It's a long way from Yeah, yeah, yeah . . . 

No one I think is in my tree . . . John's psychology. Does anyone know my truth, or me theirs? We're all alone, but are we? It doesn't matter.

There's The Dissenters again. Nothing is real . . . It's all x-rays of tits and metal pins, all shite and a big con. If you take it face value, that's on you. Not me.

Fuck the wind!

But those teenagers in their seats, their perfect hair and frosty lipstick--they sat in a darkened theater watching old Victoria; the walrus moustaches and weary-eyed parlor games. My God, it gets me. 




As a child, John would walk by the Strawberry Fields orphanage, hands running along the wrought iron, feeling deeply that he was one of them. An orphan, a waif. Nearby, the Irish Sea lapped at the docks and that was one possible future, like his father Alf.

Every time I hear "Strawberry Fields Forever," I am taken back to that place as well--that beautiful place of his childhood: the sea, the sounds of the children laughing beyond the gates, the smells of Woolton, the crisp leaves. And I see his fingers entwined in the metal, and his eyes looking in.

We all have that one place we go to. Lucky for us we all get to see his.



From LOOK magazine, December 1966:

Whoever would have dreamed that beneath that mop lurked a Renaissance man? Yet there, shorn, sits John Lennon, champion minstrel, literary Beatle, coarse truthsayer, who turned Christendom on with one wildly misunderstood gibe at cant. Now, face white, tunic red, playing wounded in a field of weeds, this pop-rock De Vinci is proposing to act for real. Relaxed to all appearances, he is all knots inside.

"I was just a bundle of nerves the first day. I couldn't hardly speak I was so nervous. My first speech was in a forest, on patrol. I was suppose to say, 'My heart's not in it any more' and it wasn't. I went home and said to myself, 'Either you're not going to be like that, or you're going to give up.'"

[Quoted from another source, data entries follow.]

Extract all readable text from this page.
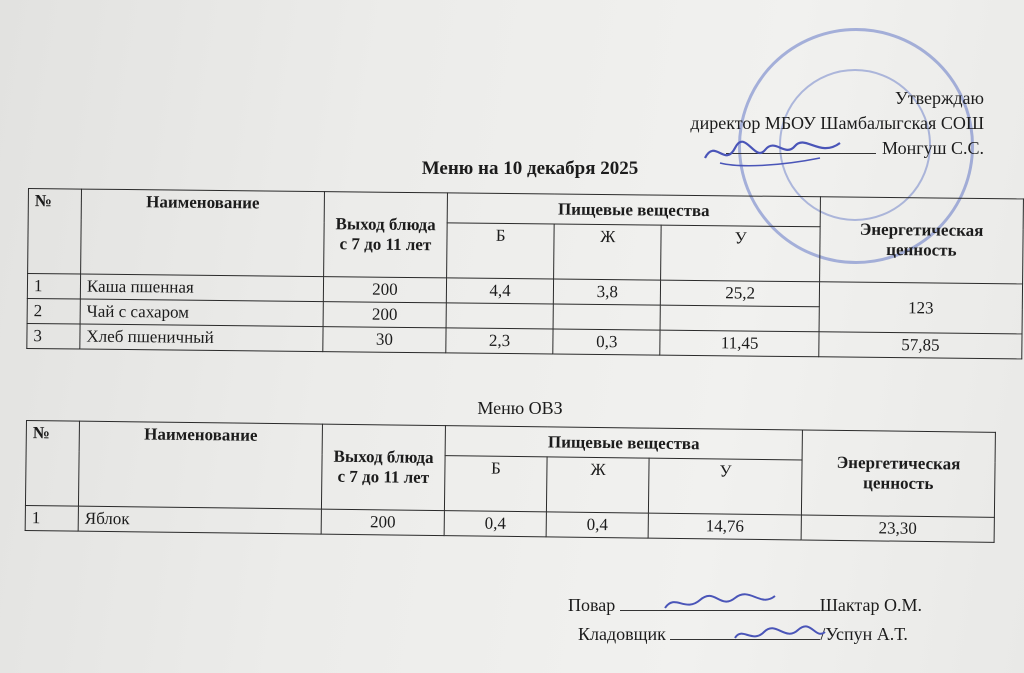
Утверждаю
директор МБОУ Шамбалыгская СОШ
Монгуш С.С.
Меню на 10 декабря 2025
№	Наименование	Выход блюда с 7 до 11 лет	Пищевые вещества			Энергетическая ценность
			Б	Ж	У	
1	Каша пшенная	200	4,4	3,8	25,2	123
2	Чай с сахаром	200				
3	Хлеб пшеничный	30	2,3	0,3	11,45	57,85
Меню ОВЗ
№	Наименование	Выход блюда с 7 до 11 лет	Пищевые вещества			Энергетическая ценность
			Б	Ж	У	
1	Яблок	200	0,4	0,4	14,76	23,30
Повар	Шактар О.М.
Кладовщик	/Успун А.Т.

As he casts his weak brown eyes at the camera, the entire movie company jockeys for a glimpse. "I don't mind talking to the camera - it's people that throw me."

Sure enough, he blows his lines. He waggles his head in shame. "Sorry about that." But under the low-key coaxing of Director Dick Lester, Beatle John becomes Private Gripweed, a complex British orderly, in an unorthodox new film, How I Won The War.

Lennon on his own - rich for life at 26, yet poor still in what men of all seasons crave - full knowledge of himself. Beatling by itself, he has found, is not enough. "I feel I want to be them all - painter, writer, actor, singer, player, musician. I want to try them all, and I'm lucky enough to be able to. I want to see which one turns me on. This is for me, this film, because apart from wanting to do it because of what it stands for, I want to see what I'll be like when I've done it."

They stood silently in the deserted German square that Sunday morning, three young British actors costumed like the soldiers who had taken the town 22 years before. Then the one whose notorious locks had recently been chopped short observed, "I haven't seen so much fresh air together for about four years."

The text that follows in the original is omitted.